Fun with Python AST

Oct 29, 2019 | Pengji Zhang
Or another way to complicate your code.
devpython

I have been told for a long time that there is an ast module in the Python standard libraries, which is used by many useful tools, for example, pytest. However, I was only vaguely aware of it, and had never been motivated to learn it. A while ago, I found an interesting library moshmosh, which made me finally go through the documentation of ast and try to play with it.

As an example, in this post I will implement a simple “pipeline” feature available in many places – Unix shells, F#, Lisp, R, etc.

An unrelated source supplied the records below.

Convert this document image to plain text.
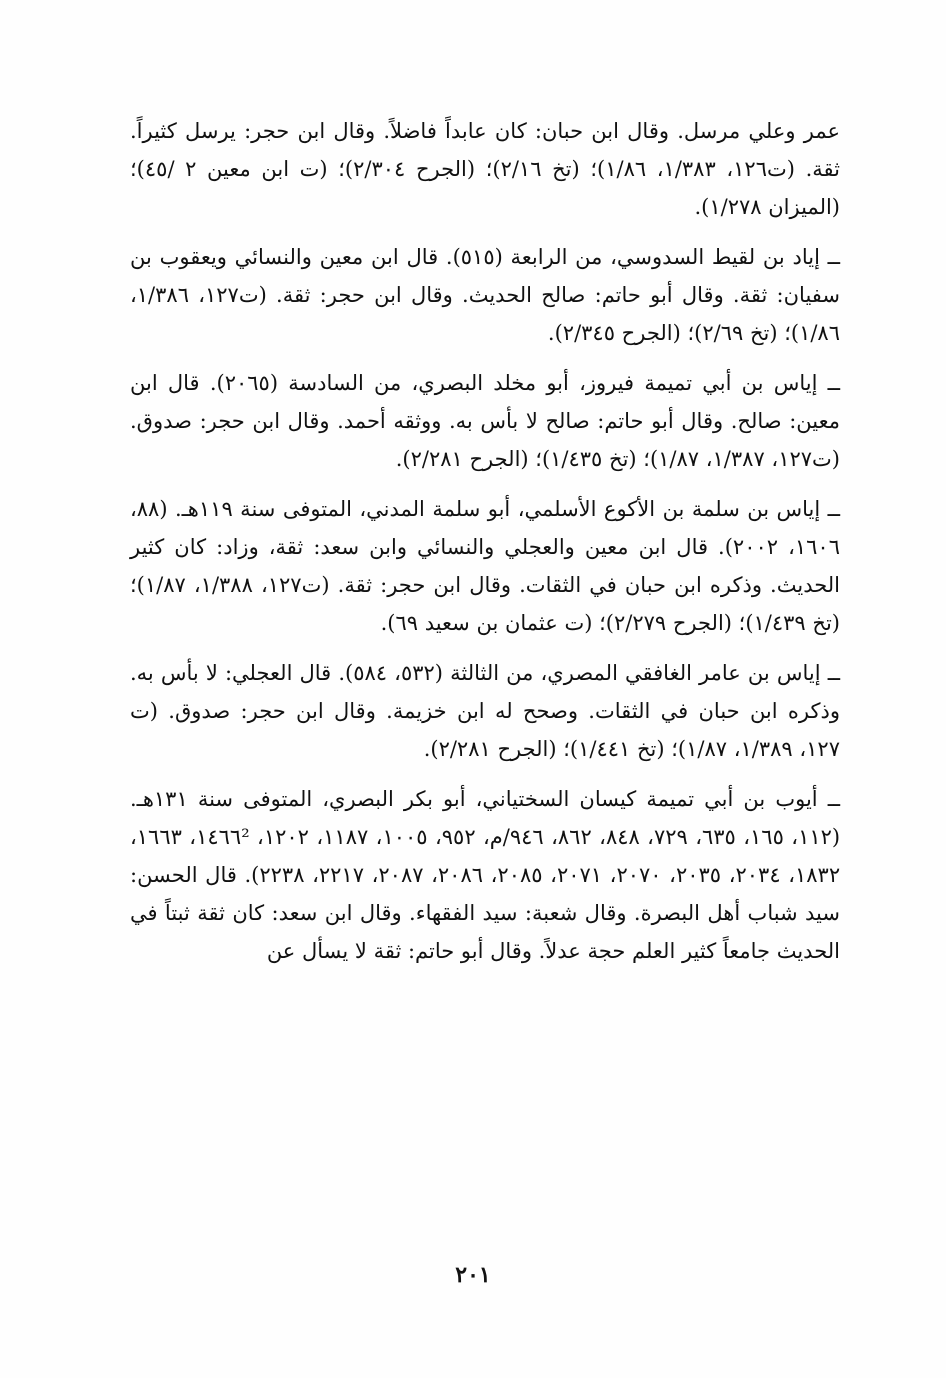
عمر وعلي مرسل. وقال ابن حبان: كان عابداً فاضلاً. وقال ابن حجر: يرسل كثيراً. ثقة. (ت١٢٦، ١/٣٨٣، ١/٨٦)؛ (تخ ٢/١٦)؛ (الجرح ٢/٣٠٤)؛ (ت ابن معين ٢ /٤٥)؛ (الميزان ١/٢٧٨).

ــ إياد بن لقيط السدوسي، من الرابعة (٥١٥). قال ابن معين والنسائي ويعقوب بن سفيان: ثقة. وقال أبو حاتم: صالح الحديث. وقال ابن حجر: ثقة. (ت١٢٧، ١/٣٨٦، ١/٨٦)؛ (تخ ٢/٦٩)؛ (الجرح ٢/٣٤٥).

ــ إياس بن أبي تميمة فيروز، أبو مخلد البصري، من السادسة (٢٠٦٥). قال ابن معين: صالح. وقال أبو حاتم: صالح لا بأس به. ووثقه أحمد. وقال ابن حجر: صدوق. (ت١٢٧، ١/٣٨٧، ١/٨٧)؛ (تخ ١/٤٣٥)؛ (الجرح ٢/٢٨١).

ــ إياس بن سلمة بن الأكوع الأسلمي، أبو سلمة المدني، المتوفى سنة ١١٩هـ. (٨٨، ١٦٠٦، ٢٠٠٢). قال ابن معين والعجلي والنسائي وابن سعد: ثقة، وزاد: كان كثير الحديث. وذكره ابن حبان في الثقات. وقال ابن حجر: ثقة. (ت١٢٧، ١/٣٨٨، ١/٨٧)؛ (تخ ١/٤٣٩)؛ (الجرح ٢/٢٧٩)؛ (ت عثمان بن سعيد ٦٩).

ــ إياس بن عامر الغافقي المصري، من الثالثة (٥٣٢، ٥٨٤). قال العجلي: لا بأس به. وذكره ابن حبان في الثقات. وصحح له ابن خزيمة. وقال ابن حجر: صدوق. (ت ١٢٧، ١/٣٨٩، ١/٨٧)؛ (تخ ١/٤٤١)؛ (الجرح ٢/٢٨١).

ــ أيوب بن أبي تميمة كيسان السختياني، أبو بكر البصري، المتوفى سنة ١٣١هـ. (١١٢، ١٦٥، ٦٣٥، ٧٢٩، ٨٤٨، ٨٦٢، ٩٤٦/م، ٩٥٢، ١٠٠٥، ١١٨٧، ١٢٠٢، ١٤٦٦²، ١٦٦٣، ١٨٣٢، ٢٠٣٤، ٢٠٣٥، ٢٠٧٠، ٢٠٧١، ٢٠٨٥، ٢٠٨٦، ٢٠٨٧، ٢٢١٧، ٢٢٣٨). قال الحسن: سيد شباب أهل البصرة. وقال شعبة: سيد الفقهاء. وقال ابن سعد: كان ثقة ثبتاً في الحديث جامعاً كثير العلم حجة عدلاً. وقال أبو حاتم: ثقة لا يسأل عن

٢٠١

Pipeline with infix notation

| is used for pipelines in Unix shells, but is reserved for “bitwise or” operator in Python. However, we may customize the behavior by defining __or__:

class Pipe:
    def __init__(self, data):
        self.data = data

    def __or__(self, fn):
        return Pipe(fn(self.data))

This is the approach taken by the Pipe library (although the implementation is slightly different). It can be used as:

import functools


data = [[89, 90, 99],
        [77, 76, 82],
        [95, 97, 99]]

Pipe(data) | functools.partial(map, sum) | max | print
# => 291

This is simple, and seems to work. However, we have to wrap the result in as a Pipe instance in order to chain multiple operations, and perhaps we need to unwrap it at the end to work with other functions, making it tedious to use. What if we just override the | operator completely? That is achievable using ast:

import ast


class PipeTransformer(ast.NodeTransformer):
    def visit_BinOp(self, node):
        if isinstance(node.op, ast.BitOr):
            return ast.Call(
                self.visit(node.right),
                [self.visit(node.left)],
                [],
                lineno=node.lineno,
                col_offset=node.col_offset)
        return self.generic_visit(node)


source = """\
import functools


data = [[89, 90, 99],
        [77, 76, 82],
        [95, 97, 99]]

data | functools.partial(map, sum) | max | print
"""

exec(
    compile(
        PipeTransformer().visit(ast.parse(source)),
        filename="<string>",
        mode="exec"))
# => 291

Here we rewrite the AST and convert every BitOr node into a Call node in the tree. This is the approach taken by moshmosh. This is a clean and neat way to implement pipelines. However, it only supports functions that take one argument. This is not a big drawback, but I somehow miss the %>% operator in R. It is impossible to have %>% in Python because it does not allow us to define custom infix operators, but fortunately it is possible to have the threading macros -> and ->> from Clojure.

Threading macros

The threading macro ->> in Emacs-Lisp (which I believe is borrowed from Clojure) is:

(->> '((89 90 99)
       (77 76 82)
       (95 97 99))
     (mapcar (lambda (xs) (apply #'+ xs)))
     (apply #'max))
; => 291

Basically it takes the result of one step as the last argument of the function call at the next step (and the -> use the value as the first argument). Here is a quick and simple implementation for the ->> macro in Python (note that it may not work for all cases):

import ast


class PipeTransformer2(ast.NodeTransformer):
    def visit_Call(self, node):
        if isinstance(node.func, ast.Name) and node.func.id == "pipe":
            args = (self.visit(arg) for arg in node.args)
            new_node = next(args)
            for arg in args:
                if isinstance(arg, ast.Call):
                    arg.args.append(new_node)
                    new_node = arg
                else:
                    new_node = ast.Call(
                        arg,
                        [new_node],
                        [],
                        lineno=arg.lineno,
                        col_offset=arg.col_offset)
            return new_node
        return self.generic_visit(node)


source = """\
data = [[89, 90, 99],
        [77, 76, 82],
        [95, 97, 99]]

pipe(data, map(sum), max, print)
"""

exec(
    compile(
        PipeTransformer2().visit(ast.parse(source)),
        filename="<string>",
        mode="exec"))
# => 291

This is my favorite way so far.

Outro

How can we use it to run a Python script? I can come up with two ways. The first one is to make a wrapper around the interpreter that reads a file into a string, parses it, transforms it, and finally executes it – exactly what we do in the snippets above. However, in that way we cannot apply the transformations to the modules imported. The second way is to customize how a module is loaded with the meta path hook. In that way all the modules imported will use the extensions. That is what the moshmosh library uses. If you are interested you can have a look at the extension_register.py file.

ast gives us a chance to modify the AST before it is executed. In some sense that is like what we do with Lisp macros. I think it is neat but perhaps will not use it in any serious project. Even though it is less hacky than inspect, it still feels like a big hack. Besides, I tend to avoid introducing new dependencies only for syntax sugars. The low magic way is good enough in most cases.